Monitor British data rules, commission urged
The Europea Data Protection Board (EDPB) has welcomed the “continuing alignment” between Britain's and Europe’s data-protection framework, despite the recent changes in Britain’s legal framework.
The data body was giving its views on the European Commission’s proposal to renew two decisions that provide organisations based in the EU with a legal basis for transferring personal data to Britain.
EU law allows the transfer of personal data outside the European Economic Area (EEA) only if such a third country is considered to have laws essentially equivalent to those that safeguard personal data inside the EEA.

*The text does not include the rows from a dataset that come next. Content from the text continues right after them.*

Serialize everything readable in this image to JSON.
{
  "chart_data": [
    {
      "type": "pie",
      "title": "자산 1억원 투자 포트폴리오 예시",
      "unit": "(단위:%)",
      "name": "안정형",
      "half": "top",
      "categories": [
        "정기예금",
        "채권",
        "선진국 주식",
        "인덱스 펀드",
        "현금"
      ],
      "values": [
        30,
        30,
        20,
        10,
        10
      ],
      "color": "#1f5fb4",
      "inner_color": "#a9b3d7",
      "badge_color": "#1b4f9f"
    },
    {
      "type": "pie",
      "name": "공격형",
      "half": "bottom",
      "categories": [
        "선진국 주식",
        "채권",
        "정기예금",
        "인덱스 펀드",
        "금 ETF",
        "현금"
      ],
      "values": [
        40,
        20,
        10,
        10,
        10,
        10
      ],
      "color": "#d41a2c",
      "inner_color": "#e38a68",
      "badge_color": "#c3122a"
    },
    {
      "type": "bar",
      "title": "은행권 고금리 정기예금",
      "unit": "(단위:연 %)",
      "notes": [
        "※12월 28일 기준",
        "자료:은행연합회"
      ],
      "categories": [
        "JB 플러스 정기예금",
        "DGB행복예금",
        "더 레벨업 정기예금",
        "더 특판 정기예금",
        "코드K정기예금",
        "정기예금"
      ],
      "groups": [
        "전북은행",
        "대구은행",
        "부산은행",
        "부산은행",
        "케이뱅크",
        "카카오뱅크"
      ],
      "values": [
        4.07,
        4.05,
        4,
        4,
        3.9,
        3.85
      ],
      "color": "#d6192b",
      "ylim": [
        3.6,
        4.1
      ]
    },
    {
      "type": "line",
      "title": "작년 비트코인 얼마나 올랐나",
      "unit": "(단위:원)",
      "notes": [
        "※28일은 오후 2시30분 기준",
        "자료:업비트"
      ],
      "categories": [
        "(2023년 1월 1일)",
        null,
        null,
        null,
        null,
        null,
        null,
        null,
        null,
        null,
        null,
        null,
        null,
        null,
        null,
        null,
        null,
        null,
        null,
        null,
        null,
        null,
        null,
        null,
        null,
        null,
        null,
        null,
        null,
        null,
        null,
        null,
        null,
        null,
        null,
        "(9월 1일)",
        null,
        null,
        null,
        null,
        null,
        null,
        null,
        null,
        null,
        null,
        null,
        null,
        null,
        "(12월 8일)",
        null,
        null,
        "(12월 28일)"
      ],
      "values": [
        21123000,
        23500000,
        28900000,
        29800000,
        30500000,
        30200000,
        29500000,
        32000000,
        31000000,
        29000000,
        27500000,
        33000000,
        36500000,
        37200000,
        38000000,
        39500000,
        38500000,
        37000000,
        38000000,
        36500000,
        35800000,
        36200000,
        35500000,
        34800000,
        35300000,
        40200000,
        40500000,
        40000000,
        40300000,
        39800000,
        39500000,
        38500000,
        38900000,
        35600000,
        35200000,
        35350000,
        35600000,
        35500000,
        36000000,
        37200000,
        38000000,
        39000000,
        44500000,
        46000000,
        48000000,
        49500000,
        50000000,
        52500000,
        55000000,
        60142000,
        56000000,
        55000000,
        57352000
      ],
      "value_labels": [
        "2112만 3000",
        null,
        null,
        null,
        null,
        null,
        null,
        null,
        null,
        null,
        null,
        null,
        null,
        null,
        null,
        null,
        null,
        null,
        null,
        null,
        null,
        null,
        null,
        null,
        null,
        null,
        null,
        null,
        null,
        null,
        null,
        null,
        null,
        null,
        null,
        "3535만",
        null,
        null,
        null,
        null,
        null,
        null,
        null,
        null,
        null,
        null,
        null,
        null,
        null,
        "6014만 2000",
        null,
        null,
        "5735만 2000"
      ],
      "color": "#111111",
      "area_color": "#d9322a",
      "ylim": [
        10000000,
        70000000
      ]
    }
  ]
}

The commission is proposing to extend the validity of Britain’s adequacy decisions under and the (LED) for six years when they expire at the end of this year.
Changes to 2023 act
The EDPB said that most of the changes introduced to Britain’s data-protection framework aimed to “clarify and facilitate” compliance with the law.
It added, however, that some aspects of the commission’s draft decision could be further clarified.
It called on the commission to “further analyse and monitor” changes to the Retained EU Law (Revocation and Reform) Act 2023, in particular the removal of the principle of primacy of EU law and the removal of the direct application of the principles of EU law.
New powers
The EDPB also noted that the relevant British minister had been granted new powers to introduce changes to the new data-protection framework through secondary regulations, which require less parliamentary scrutiny.
The EDPB also urged the commission to “further elaborate” its assessment and monitor the rules on transfers from Britain to third countries.
It said that a new British adequacy test, introduced by the Data (Use and Access) Act 2025, did not refer to the risk of government access, the existence of redress for individuals, and the need for an independent supervisory authority in third countries.